だけどまさかスキルになるとは思わなかった。炎狼はスキルではなかった。どういう原理なんだろ?
「うぅ、それにしても加減が難しいね。少し手が焼けている気がする。でもこれで近接戦闘もできる。だけど紙防御だから注意しなきゃ」
広間で休憩しているときにアイアンゴーレムの皮膚とオークの骨で作った剣モドキを取出しそれに火を纏わせる。奏は不格好だけど慣れない割によくできたと思っている。
「よしっ、準備はできた!」
思い切って走りだす。一応魔法を使いながら近づくがメルトキャタピラーもスキル『溶解液』でこちらに対して反撃してくる。一応敏捷が高いおかげで避けられる。そろそろ次の段階に行かないと。
「〝忌避音”!!」
よし、で敵が集中力を切らした。その隙に火纏で火を纏わせた剣で切り裂き、さらに火魔法を纏わせた足で蹴りつける。その時に魔法では攻めるのも忘れない。
「だいぶ上手くいってるな。中級魔法が制御できればいいんだけど……まだ不安があるしね」
中級魔法はまだ失敗するときもあるからあまり使いたくない。そんなことを考えているとメルトキャタピラーが溶解液を吐き出したのに反応が少し遅れ、剣と腕にかかった。
「あ、熱!! “水の浄化”、“水の癒し”」
すぐに下がり治療をする。その時、メルトキャタピラーが突っ込んできた。普段は遅いのに瞬間的に早く動いたため奏は攻撃まともに喰らってしまった。

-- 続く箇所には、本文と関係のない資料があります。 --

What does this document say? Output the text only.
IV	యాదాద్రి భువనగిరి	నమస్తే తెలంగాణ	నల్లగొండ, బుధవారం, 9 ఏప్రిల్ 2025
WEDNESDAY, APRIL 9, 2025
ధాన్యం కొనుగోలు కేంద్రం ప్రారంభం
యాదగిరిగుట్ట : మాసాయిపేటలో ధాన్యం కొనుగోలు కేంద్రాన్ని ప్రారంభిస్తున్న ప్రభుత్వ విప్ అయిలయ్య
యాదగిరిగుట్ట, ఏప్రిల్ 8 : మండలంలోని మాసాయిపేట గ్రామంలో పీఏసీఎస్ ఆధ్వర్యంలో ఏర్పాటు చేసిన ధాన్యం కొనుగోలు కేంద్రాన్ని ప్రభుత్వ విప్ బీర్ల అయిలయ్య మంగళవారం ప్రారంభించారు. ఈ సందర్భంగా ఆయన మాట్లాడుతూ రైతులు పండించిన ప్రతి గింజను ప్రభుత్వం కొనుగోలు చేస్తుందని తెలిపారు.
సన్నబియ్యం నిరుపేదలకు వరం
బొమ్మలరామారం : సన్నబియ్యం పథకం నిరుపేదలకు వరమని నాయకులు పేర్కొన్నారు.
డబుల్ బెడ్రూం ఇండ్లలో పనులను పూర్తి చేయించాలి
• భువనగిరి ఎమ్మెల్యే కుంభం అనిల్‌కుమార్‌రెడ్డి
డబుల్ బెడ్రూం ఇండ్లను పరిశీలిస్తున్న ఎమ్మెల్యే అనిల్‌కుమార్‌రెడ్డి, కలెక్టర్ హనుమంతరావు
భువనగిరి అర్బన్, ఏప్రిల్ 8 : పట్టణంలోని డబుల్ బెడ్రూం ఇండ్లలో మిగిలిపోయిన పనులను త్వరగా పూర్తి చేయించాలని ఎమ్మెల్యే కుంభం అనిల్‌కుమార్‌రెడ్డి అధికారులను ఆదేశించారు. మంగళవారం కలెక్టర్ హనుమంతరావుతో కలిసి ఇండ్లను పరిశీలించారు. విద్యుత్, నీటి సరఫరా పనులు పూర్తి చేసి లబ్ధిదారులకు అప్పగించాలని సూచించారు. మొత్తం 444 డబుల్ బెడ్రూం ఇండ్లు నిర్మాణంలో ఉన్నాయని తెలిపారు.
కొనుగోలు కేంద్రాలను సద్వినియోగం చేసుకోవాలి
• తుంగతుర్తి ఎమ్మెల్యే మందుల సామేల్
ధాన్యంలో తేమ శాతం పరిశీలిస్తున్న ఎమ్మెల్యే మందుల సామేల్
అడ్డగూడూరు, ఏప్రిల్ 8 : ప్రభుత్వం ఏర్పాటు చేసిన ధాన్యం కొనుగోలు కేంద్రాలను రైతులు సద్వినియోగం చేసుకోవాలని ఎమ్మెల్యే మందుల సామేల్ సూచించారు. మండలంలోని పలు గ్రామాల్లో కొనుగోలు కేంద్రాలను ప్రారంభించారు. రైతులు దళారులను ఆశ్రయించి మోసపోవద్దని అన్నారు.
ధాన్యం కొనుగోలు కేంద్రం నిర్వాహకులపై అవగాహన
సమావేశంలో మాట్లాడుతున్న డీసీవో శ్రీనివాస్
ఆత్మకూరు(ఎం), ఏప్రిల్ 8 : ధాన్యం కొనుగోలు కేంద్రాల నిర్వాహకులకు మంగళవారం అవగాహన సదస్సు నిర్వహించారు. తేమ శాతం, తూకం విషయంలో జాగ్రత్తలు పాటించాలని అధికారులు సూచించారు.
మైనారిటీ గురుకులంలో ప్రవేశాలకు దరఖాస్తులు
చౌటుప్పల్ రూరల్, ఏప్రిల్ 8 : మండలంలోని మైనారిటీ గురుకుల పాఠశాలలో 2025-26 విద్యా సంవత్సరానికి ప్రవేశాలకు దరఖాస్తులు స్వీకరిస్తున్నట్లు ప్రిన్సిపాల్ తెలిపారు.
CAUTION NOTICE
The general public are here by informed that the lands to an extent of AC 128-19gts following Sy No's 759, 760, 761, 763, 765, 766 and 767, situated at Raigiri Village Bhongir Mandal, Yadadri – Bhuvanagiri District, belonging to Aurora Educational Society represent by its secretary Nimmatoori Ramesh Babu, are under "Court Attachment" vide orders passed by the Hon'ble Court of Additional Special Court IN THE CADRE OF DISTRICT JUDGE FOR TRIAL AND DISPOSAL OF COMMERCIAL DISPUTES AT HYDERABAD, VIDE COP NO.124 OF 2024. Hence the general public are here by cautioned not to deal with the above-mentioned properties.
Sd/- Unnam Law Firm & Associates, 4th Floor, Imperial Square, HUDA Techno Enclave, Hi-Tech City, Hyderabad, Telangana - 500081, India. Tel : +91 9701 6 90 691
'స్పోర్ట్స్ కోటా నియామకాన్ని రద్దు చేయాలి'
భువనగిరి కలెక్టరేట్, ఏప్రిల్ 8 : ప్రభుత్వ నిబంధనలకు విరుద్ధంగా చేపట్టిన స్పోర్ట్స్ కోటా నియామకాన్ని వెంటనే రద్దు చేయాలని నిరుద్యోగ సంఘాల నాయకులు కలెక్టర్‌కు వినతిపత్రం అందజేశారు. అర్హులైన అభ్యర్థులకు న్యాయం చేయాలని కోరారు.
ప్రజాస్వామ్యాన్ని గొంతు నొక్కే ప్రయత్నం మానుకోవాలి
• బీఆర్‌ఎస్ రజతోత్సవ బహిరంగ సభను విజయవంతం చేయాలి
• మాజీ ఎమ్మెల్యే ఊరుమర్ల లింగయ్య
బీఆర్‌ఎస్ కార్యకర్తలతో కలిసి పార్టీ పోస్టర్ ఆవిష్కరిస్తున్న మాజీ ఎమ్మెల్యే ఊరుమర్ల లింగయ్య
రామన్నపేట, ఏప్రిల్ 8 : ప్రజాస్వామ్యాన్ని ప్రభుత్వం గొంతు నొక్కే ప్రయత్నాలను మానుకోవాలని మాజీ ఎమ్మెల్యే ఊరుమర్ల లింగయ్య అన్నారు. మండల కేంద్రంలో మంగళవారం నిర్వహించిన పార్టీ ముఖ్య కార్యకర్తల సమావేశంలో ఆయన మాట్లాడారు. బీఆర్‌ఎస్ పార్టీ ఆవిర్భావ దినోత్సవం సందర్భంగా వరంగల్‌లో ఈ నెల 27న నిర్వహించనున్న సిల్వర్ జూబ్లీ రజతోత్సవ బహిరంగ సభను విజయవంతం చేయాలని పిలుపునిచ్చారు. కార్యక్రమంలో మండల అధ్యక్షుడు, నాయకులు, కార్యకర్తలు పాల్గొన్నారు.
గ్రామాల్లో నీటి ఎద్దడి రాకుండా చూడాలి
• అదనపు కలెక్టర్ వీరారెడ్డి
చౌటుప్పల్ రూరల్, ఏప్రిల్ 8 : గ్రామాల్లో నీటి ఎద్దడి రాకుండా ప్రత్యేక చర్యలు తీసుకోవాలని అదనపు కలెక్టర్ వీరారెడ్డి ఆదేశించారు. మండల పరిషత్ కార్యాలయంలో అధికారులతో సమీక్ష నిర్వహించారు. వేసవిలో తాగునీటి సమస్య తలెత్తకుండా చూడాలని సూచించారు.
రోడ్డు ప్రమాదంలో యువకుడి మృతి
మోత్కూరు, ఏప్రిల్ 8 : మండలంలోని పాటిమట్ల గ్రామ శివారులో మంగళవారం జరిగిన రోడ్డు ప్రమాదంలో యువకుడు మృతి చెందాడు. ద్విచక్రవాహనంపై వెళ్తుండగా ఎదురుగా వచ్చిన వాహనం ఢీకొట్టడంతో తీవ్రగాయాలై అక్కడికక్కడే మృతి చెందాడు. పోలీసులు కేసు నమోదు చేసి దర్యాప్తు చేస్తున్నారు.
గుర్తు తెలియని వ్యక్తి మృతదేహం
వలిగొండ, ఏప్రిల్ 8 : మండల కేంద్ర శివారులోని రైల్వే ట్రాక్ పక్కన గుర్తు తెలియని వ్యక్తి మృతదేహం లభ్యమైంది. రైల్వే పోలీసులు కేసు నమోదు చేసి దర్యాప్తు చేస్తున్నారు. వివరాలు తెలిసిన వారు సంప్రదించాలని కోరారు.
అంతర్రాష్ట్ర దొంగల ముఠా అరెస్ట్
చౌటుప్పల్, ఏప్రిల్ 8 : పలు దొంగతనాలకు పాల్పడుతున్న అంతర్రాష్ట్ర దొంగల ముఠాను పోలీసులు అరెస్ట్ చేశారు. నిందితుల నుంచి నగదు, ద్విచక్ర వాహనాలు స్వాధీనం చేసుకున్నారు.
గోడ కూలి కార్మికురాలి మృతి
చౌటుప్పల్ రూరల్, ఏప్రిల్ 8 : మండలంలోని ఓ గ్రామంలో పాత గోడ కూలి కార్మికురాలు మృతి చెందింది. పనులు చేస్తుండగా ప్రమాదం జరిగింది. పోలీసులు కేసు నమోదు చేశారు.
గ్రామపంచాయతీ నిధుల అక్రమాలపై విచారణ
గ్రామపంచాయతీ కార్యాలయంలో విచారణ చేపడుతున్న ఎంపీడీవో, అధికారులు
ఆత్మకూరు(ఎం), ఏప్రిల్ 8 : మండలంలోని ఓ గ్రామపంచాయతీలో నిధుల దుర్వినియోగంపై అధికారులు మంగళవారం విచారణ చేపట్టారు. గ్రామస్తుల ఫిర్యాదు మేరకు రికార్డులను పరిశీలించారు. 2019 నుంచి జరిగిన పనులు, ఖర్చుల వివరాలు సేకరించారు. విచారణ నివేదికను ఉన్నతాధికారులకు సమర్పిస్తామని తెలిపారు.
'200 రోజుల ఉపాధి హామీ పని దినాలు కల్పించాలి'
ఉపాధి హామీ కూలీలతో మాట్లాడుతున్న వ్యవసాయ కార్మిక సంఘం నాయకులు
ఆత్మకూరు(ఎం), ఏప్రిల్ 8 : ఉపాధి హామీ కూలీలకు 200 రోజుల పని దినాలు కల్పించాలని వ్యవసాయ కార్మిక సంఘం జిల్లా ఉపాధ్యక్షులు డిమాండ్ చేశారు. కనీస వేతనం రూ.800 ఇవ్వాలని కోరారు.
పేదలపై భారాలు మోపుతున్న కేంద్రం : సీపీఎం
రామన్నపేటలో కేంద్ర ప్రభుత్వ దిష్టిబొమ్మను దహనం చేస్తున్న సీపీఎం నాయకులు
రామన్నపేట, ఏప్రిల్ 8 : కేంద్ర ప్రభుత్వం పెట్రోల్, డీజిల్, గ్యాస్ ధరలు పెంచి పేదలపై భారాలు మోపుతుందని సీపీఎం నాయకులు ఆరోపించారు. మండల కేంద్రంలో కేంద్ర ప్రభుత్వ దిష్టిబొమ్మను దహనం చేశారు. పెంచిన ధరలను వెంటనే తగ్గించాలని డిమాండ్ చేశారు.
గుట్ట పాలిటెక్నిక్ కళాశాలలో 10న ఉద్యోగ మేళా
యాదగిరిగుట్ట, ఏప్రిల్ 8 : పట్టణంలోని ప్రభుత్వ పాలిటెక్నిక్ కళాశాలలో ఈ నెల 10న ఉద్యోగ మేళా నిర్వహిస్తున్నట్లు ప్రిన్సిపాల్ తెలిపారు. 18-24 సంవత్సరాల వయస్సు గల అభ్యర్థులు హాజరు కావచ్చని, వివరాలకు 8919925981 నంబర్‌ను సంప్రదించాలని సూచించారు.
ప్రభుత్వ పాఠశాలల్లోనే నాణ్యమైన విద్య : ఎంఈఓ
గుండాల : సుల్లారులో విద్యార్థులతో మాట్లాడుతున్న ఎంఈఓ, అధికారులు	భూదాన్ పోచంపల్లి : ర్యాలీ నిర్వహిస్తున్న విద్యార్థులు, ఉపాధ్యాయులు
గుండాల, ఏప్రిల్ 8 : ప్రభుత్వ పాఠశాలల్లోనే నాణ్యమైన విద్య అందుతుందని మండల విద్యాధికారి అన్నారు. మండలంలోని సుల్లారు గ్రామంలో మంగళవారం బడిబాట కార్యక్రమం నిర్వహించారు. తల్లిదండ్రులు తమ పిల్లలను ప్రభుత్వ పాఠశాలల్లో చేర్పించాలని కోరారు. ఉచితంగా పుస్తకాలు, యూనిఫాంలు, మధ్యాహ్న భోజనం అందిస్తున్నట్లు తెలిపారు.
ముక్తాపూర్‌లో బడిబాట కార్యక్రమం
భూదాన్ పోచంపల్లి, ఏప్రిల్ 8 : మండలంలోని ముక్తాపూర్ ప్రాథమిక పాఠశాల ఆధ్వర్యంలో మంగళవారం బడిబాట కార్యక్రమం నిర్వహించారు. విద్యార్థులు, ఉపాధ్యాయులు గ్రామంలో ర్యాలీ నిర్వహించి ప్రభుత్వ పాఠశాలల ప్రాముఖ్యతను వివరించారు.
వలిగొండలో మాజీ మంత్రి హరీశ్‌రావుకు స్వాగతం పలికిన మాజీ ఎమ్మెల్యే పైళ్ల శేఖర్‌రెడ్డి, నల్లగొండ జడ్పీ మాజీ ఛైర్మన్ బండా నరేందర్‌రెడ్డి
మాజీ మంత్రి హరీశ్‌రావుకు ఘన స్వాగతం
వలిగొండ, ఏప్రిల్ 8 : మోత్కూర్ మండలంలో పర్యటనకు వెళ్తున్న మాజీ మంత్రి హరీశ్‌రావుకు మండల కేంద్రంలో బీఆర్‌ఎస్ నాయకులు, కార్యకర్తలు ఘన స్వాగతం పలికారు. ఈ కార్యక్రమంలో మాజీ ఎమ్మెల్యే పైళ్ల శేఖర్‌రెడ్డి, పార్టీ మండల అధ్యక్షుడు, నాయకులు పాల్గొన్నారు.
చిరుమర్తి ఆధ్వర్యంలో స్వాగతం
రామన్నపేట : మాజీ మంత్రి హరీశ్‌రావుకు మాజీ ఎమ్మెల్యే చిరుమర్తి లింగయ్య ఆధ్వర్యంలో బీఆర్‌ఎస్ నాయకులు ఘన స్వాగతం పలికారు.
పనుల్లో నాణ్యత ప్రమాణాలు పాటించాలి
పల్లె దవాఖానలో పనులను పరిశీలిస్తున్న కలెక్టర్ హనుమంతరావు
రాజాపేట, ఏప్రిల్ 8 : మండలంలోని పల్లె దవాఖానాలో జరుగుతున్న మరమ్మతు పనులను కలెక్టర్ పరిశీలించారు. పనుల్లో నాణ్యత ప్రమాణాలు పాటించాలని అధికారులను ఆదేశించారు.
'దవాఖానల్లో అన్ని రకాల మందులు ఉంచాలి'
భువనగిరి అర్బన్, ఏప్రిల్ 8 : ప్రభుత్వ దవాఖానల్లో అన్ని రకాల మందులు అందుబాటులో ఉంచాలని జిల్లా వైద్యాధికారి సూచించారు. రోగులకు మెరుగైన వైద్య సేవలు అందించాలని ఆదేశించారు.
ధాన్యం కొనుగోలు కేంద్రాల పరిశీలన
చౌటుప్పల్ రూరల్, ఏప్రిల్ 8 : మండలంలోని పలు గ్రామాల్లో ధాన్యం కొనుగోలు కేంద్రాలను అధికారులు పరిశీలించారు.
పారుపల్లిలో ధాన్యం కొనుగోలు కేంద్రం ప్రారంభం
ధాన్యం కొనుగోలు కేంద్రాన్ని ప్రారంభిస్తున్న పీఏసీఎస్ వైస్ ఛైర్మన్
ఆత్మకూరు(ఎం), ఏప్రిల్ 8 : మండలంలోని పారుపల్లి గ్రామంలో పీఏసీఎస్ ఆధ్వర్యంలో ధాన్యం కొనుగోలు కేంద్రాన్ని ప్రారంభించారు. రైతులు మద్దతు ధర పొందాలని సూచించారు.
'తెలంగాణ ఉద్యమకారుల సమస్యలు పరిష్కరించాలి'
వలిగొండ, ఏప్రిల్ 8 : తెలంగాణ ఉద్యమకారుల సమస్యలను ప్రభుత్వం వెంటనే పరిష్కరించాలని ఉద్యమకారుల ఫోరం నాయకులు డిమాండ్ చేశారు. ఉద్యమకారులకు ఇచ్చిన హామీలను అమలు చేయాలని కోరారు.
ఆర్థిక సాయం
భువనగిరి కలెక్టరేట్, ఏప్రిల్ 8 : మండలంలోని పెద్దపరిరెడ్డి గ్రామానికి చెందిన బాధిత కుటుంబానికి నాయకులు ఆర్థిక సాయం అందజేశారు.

「うがっ! げほっげほっ。やばい。肋骨折れたのかな? 肋骨が折れたことないからわからないけど。……やっぱり賭けに出るしかないのかな。」
そう言って奏は構える。
「“天地の全てを焼き尽くし 灰と帰す 火柱”」
そう言うと地面から火柱が立ちメルトキャタピラーを飲み込んだ。
火柱が消えるとそこには焦げたメルトキャタピラーの死体があった。
「ふぅ。何とか初めてのまともな戦いは勝てたけど。やばいなぁ。早くここも移動しないと狼が来ちゃうし」
身体を回復させながら移動を急ぐ。しかしそう上手くはいかない。
「ワオォォォォン!!」
先ほどまで戦闘していたからばれたらしい。魔法を後ろへ放ちながら走る。
「けほっ、こほっ。きっつい。・・・はぁ、はぁ」
ひたすら走るが怪我しているため本気で走れず、すぐに距離が詰められていく。音響定位ではもう追いつかれる距離だ。
近すぎて魔法が当たりやすくなってはいるが全てに当てられるわけではない。
あと8メートル程の所で急に炎狼はとまった。突然止まって近づいて来なくなったので首を傾げるがよく分からない。
心なしか震えている気がする。そして後ろへ向きを変えて走り去っていった。
理由は分からないがラッキーと思い回復しながら先へ歩く。奇妙な事にこの先には音響定位で調べてもモンスターはかなり先の方になる。
さらに奇妙な事があった。進んでいる途中、壁に大きな扉が埋め込まれていた。